# How do you find the vertical asymptotes and holes of f(x)=(x+2)/(x^2+3x-4)?

Nov 17, 2016

vertical asymptotes at x = - 4 and x = 1
horizontal asymptote at y = 0

#### Explanation:

The denominator of f(x) cannot be zero as this would make f(x) undefined. Equating the denominator to zero and solving gives the values that x cannot be and if the numerator is non-zero for these values then they are vertical asymptotes.

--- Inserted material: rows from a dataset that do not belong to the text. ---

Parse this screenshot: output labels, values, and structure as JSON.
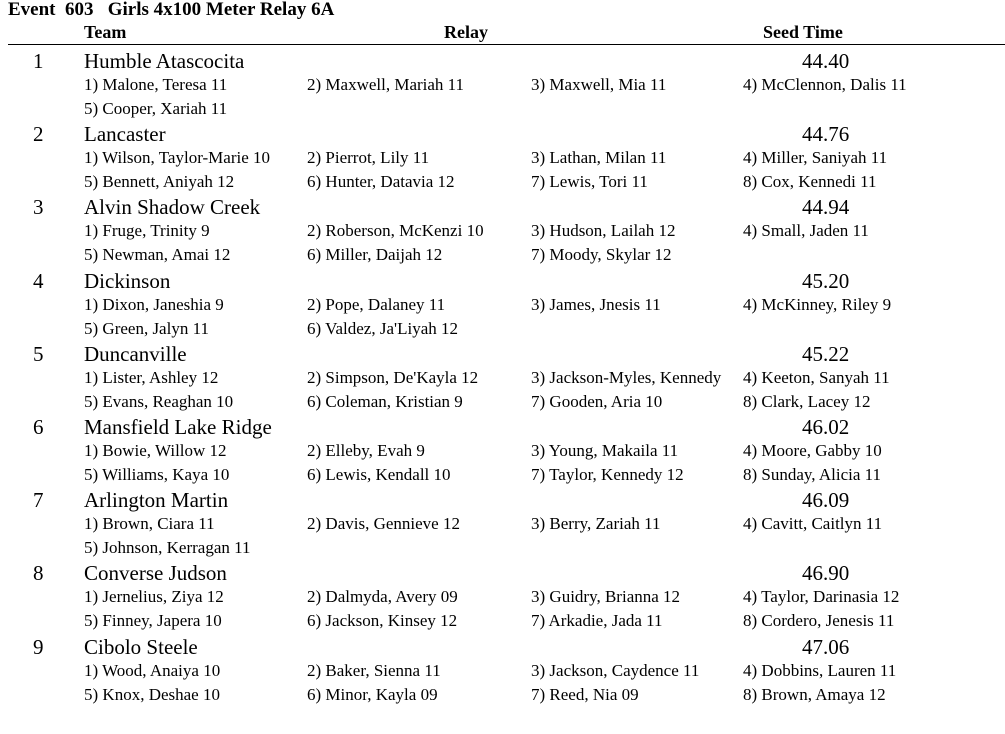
{
  "event": {
    "title": "Event  603   Girls 4x100 Meter Relay 6A"
  },
  "headers": {
    "team": "Team",
    "relay": "Relay",
    "seed": "Seed Time"
  },
  "entries": [
    {
      "place": "1",
      "team": "Humble Atascocita",
      "seed": "44.40",
      "legs": [
        "1) Malone, Teresa 11",
        "2) Maxwell, Mariah 11",
        "3) Maxwell, Mia 11",
        "4) McClennon, Dalis 11",
        "5) Cooper, Xariah 11",
        "",
        "",
        ""
      ]
    },
    {
      "place": "2",
      "team": "Lancaster",
      "seed": "44.76",
      "legs": [
        "1) Wilson, Taylor-Marie 10",
        "2) Pierrot, Lily 11",
        "3) Lathan, Milan 11",
        "4) Miller, Saniyah 11",
        "5) Bennett, Aniyah 12",
        "6) Hunter, Datavia 12",
        "7) Lewis, Tori 11",
        "8) Cox, Kennedi 11"
      ]
    },
    {
      "place": "3",
      "team": "Alvin Shadow Creek",
      "seed": "44.94",
      "legs": [
        "1) Fruge, Trinity 9",
        "2) Roberson, McKenzi 10",
        "3) Hudson, Lailah 12",
        "4) Small, Jaden 11",
        "5) Newman, Amai 12",
        "6) Miller, Daijah 12",
        "7) Moody, Skylar 12",
        ""
      ]
    },
    {
      "place": "4",
      "team": "Dickinson",
      "seed": "45.20",
      "legs": [
        "1) Dixon, Janeshia 9",
        "2) Pope, Dalaney 11",
        "3) James, Jnesis 11",
        "4) McKinney, Riley 9",
        "5) Green, Jalyn 11",
        "6) Valdez, Ja'Liyah 12",
        "",
        ""
      ]
    },
    {
      "place": "5",
      "team": "Duncanville",
      "seed": "45.22",
      "legs": [
        "1) Lister, Ashley 12",
        "2) Simpson, De'Kayla 12",
        "3) Jackson-Myles, Kennedy",
        "4) Keeton, Sanyah 11",
        "5) Evans, Reaghan 10",
        "6) Coleman, Kristian 9",
        "7) Gooden, Aria 10",
        "8) Clark, Lacey 12"
      ]
    },
    {
      "place": "6",
      "team": "Mansfield Lake Ridge",
      "seed": "46.02",
      "legs": [
        "1) Bowie, Willow 12",
        "2) Elleby, Evah 9",
        "3) Young, Makaila 11",
        "4) Moore, Gabby 10",
        "5) Williams, Kaya 10",
        "6) Lewis, Kendall 10",
        "7) Taylor, Kennedy 12",
        "8) Sunday, Alicia 11"
      ]
    },
    {
      "place": "7",
      "team": "Arlington Martin",
      "seed": "46.09",
      "legs": [
        "1) Brown, Ciara 11",
        "2) Davis, Gennieve 12",
        "3) Berry, Zariah 11",
        "4) Cavitt, Caitlyn 11",
        "5) Johnson, Kerragan 11",
        "",
        "",
        ""
      ]
    },
    {
      "place": "8",
      "team": "Converse Judson",
      "seed": "46.90",
      "legs": [
        "1) Jernelius, Ziya 12",
        "2) Dalmyda, Avery 09",
        "3) Guidry, Brianna 12",
        "4) Taylor, Darinasia 12",
        "5) Finney, Japera 10",
        "6) Jackson, Kinsey 12",
        "7) Arkadie, Jada 11",
        "8) Cordero, Jenesis 11"
      ]
    },
    {
      "place": "9",
      "team": "Cibolo Steele",
      "seed": "47.06",
      "legs": [
        "1) Wood, Anaiya 10",
        "2) Baker, Sienna 11",
        "3) Jackson, Caydence 11",
        "4) Dobbins, Lauren 11",
        "5) Knox, Deshae 10",
        "6) Minor, Kayla 09",
        "7) Reed, Nia 09",
        "8) Brown, Amaya 12"
      ]
    }
  ]
}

solve : ${x}^{2} + 3 x - 4 = 0 \Rightarrow \left(x + 4\right) \left(x - 1\right) = 0$

$\Rightarrow x = - 4 \text{ and " x=1" are the asymptotes}$

Horizontal asymptotes occur as

${\lim}_{x \to \pm \infty} , f \left(x\right) \to \text{ c (a constant)}$

divide terms on numerator/denominator by the highest power of x, that is ${x}^{2}$

$f \left(x\right) = \frac{\frac{x}{x} ^ 2 + \frac{2}{x} ^ 2}{{x}^{2} / {x}^{2} + \frac{3 x}{x} ^ 2 - \frac{4}{x} ^ 2} = \frac{\frac{1}{x} + \frac{2}{x} ^ 2}{1 + \frac{3}{x} - \frac{4}{x} ^ 2}$

as $x \to \pm \infty , f \left(x\right) \to \frac{0 + 0}{1 + 0 - 0}$

$\Rightarrow y = 0 \text{ is the asymptote}$

Holes occur when there are duplicate factors on the numerator/denominator. This is not the case here hence f(x) has no holes.
graph{(x+2)/(x^2+3x-4) [-10, 10, -5, 5]}